Le Gouvernement n’a pas précisé ses intentions quant aux sanctions qui seront prises à l’encontre des médecins qui refuseront de se soumettre à ce système, certains syndicats ayant d’ores et déjà appelé à la désobéissance civile.
Qu’en est-il, madame la ministre, de la demande de moratoire avant la conférence de santé programmée en février prochain ? Il semble légitime de pouvoir discuter et échanger avec les professionnels concernés avant d’imposer un quelconque dispositif.

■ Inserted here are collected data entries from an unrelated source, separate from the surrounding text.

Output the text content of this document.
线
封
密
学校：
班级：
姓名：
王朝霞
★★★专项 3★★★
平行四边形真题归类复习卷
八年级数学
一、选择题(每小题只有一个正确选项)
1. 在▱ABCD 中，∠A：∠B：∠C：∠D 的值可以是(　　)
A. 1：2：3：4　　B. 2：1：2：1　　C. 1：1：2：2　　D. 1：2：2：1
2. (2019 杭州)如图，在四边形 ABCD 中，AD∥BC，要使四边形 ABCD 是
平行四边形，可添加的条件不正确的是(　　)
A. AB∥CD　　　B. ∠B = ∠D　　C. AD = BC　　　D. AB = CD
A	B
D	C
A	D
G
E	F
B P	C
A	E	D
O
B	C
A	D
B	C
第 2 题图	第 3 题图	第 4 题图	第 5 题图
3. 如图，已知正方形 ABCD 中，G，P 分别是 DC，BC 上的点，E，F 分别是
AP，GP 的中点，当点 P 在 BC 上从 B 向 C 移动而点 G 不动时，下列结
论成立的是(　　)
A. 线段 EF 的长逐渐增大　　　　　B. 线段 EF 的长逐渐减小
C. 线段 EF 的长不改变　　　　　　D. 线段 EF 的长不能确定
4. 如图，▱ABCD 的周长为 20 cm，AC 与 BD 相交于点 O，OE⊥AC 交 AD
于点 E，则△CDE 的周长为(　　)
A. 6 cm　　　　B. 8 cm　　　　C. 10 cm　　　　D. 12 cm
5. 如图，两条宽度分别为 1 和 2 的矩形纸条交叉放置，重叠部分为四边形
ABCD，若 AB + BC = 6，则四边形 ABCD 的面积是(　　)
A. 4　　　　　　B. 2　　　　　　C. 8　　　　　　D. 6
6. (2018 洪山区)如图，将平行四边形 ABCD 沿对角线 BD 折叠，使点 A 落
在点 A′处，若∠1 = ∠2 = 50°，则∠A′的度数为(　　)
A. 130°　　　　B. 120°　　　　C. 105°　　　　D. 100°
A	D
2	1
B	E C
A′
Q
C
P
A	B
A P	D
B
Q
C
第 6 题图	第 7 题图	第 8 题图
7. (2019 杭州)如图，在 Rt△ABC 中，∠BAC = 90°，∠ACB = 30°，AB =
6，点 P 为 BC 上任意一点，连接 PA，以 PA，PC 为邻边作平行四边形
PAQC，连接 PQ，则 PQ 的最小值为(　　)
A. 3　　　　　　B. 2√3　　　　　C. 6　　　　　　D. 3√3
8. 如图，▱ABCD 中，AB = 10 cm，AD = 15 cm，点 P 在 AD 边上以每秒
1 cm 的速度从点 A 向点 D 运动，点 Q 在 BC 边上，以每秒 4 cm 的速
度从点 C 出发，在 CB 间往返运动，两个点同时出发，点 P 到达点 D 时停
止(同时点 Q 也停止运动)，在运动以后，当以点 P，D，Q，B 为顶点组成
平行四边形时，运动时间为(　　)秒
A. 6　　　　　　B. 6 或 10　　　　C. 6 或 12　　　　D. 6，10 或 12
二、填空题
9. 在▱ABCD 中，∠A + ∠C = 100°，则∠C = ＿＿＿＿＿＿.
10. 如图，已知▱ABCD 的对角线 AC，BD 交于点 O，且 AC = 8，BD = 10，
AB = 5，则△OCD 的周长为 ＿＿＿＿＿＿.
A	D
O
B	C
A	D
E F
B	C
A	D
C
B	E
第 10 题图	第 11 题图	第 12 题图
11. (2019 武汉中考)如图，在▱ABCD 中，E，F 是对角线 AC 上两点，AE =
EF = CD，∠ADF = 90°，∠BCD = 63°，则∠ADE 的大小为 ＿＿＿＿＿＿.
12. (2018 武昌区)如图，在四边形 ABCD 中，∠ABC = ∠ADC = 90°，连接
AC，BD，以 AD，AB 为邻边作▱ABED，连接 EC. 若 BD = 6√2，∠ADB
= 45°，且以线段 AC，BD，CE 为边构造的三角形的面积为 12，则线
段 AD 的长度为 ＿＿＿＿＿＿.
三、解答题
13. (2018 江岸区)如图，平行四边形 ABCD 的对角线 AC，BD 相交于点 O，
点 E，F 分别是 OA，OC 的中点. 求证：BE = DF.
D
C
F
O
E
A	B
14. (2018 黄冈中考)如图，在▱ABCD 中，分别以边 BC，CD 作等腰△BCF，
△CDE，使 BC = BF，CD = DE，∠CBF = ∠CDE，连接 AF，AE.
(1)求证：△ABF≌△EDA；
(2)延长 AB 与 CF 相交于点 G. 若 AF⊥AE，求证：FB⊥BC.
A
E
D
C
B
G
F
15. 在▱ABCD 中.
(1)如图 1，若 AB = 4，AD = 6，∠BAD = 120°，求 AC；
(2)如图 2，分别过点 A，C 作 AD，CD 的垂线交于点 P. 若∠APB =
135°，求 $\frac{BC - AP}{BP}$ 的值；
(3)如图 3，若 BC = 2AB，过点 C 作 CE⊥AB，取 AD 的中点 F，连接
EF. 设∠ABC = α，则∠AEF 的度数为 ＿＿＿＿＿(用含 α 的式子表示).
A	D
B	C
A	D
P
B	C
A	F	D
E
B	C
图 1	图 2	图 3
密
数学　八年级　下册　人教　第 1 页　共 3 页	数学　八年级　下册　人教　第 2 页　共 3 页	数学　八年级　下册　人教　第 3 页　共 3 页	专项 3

Le groupe Les Républicains a d’ailleurs fait le choix de construire un système de santé avec les professionnels de santé et non pas contre eux, comme cela est le cas avec la généralisation obligatoire du tiers payant. Comme je l’ai rappelé au début de mon intervention, le texte dont nous débattons aujourd’hui n’a malheureusement pas intégré les principales améliorations apportées par la majorité sénatoriale, dont l’objectif était de répondre aux inquiétudes de l’ensemble des professionnels de santé, et ce dans l’intérêt des patients.
Un débat nourri et de qualité a eu lieu lors de la première lecture de ce projet de loi. N’ayant pas été entendus, nous ne nous faisons aucune illusion quant au devenir d’un nouveau texte sénatorial ; c’est pourquoi notre groupe soutiendra la question préalable présentée par les rapporteurs au nom de la commission des affaires sociales.